Let's pause here a moment.  Tumulty, along with the left, would equate a demonstration at the Capitol where the only person shot and killed was an unarmed Trump-supporter, Ashli Babbitt, with the dastardly attack of 9/11 that snuffed out, most horribly, the lives of almost three thousand people.

Tumulty should explain that reasoning to Debra Burlingame, sister of one of the pilots who perished on 9/11.  In a Wall Street Journal column, Ms. Burlingame wrote that it was "a travesty" to compare "Jan. 6" with 9/11.

Tumulty went on:

Given an opportunity to appoint five members to the select committee, House Minority Leader Kevin McCarthy (R.-Calif.) attempted to stack it with bombastic stuntmen such as Rep. Jim Jordan (R-Ohio) — a gambit that Pelosi wisely blocked.

(Pelosi's gambit to clear out the GOP presence on the committee worked like a charm, though.)

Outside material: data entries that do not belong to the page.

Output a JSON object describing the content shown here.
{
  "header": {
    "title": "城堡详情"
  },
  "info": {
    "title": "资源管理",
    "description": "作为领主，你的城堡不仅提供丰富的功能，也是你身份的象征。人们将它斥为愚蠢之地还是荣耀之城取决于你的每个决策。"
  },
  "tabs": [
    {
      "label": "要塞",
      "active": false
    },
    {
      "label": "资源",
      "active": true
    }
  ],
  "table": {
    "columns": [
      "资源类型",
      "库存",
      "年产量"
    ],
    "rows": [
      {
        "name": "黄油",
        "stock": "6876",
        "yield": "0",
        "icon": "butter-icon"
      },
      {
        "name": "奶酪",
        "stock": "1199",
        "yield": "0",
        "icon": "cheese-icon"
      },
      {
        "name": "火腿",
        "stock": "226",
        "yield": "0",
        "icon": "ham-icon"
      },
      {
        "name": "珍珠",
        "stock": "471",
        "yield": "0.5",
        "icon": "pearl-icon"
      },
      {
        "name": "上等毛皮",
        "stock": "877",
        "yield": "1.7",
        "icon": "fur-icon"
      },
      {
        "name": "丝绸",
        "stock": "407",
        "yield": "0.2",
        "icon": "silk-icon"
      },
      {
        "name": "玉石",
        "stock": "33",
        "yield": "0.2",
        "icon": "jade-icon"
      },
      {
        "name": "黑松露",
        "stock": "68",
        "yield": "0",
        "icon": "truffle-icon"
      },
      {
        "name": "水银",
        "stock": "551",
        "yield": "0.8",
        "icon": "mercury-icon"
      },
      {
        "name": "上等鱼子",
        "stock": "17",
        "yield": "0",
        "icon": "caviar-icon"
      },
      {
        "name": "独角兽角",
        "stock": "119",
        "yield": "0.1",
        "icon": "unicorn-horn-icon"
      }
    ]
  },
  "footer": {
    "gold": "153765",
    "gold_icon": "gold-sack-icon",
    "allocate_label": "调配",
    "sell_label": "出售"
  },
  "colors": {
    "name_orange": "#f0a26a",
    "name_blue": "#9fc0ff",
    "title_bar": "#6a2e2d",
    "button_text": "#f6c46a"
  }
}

Tumulty ignored the pertinent fact that Pelosi named fierce anti-Trump — and anti-GOP — partisans to a majority on the committee.  How could Mr. McCarthy have stacked the committee by appointing a minority of the members?  Tumulty's accusation makes no sense.  But that is the way with leftists.  Confident in their own strident canards, their assertions, their arguments, their attacks founder on the rocks of ordinary common sense.  With an inflated sense of self-esteem, leftists likely assume that the public will accept their blatherings at specious value, but these blatherings make no more sense than Lewis Carroll's "Jabberwocky."

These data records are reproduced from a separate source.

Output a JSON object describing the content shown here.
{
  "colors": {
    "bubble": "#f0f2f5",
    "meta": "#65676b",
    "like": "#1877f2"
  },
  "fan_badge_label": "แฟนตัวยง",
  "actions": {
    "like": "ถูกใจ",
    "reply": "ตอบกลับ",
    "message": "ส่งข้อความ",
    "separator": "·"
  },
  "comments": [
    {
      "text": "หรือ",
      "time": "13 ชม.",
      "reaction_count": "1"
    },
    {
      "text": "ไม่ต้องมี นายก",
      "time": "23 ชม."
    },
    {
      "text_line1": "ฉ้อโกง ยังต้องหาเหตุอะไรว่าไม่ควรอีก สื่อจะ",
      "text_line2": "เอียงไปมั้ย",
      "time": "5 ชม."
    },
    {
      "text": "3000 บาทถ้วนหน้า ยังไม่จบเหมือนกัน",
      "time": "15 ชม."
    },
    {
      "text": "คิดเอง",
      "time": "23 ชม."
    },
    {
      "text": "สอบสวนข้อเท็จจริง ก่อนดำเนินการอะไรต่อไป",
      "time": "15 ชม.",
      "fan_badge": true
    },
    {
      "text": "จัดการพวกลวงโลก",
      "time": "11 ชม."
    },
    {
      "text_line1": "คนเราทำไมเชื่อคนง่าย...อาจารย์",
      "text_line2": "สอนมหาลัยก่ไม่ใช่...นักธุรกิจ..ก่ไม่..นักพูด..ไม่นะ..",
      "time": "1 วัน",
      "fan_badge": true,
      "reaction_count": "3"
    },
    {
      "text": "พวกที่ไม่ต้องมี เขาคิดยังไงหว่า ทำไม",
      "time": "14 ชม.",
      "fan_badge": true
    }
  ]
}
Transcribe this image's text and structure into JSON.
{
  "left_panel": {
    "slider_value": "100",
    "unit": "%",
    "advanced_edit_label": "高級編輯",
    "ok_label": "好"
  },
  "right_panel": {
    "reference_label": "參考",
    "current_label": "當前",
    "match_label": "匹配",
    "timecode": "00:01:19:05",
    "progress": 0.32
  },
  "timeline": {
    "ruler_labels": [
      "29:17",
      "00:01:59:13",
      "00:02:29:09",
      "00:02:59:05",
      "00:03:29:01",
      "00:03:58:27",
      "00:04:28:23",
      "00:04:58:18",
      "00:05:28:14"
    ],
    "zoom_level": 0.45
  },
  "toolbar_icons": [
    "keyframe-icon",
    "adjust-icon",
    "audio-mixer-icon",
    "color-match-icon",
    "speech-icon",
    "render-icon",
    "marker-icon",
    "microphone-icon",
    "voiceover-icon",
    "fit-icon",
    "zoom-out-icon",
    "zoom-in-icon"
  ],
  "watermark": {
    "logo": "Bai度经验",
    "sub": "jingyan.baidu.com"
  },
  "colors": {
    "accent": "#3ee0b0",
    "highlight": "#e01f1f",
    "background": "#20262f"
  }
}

Matching Milbank, invidious remark for invidious remark, Tumulty, before ending her column, asserted as "truth" that the January 6 demonstrators "carried out what has rightfully been called an insurrection and an assault on this country's democratic system."  Nonsense, indeed.  Note how quick the left is to accuse conservatives of acting to undermine democracy, when it is precisely the partisans of the left who represent the mind of the enemy of freedom by their assault on freedom of speech, the right to dissent, end runs around the Constitution, resistance to duly elected presidents — the wokeness of intolerance.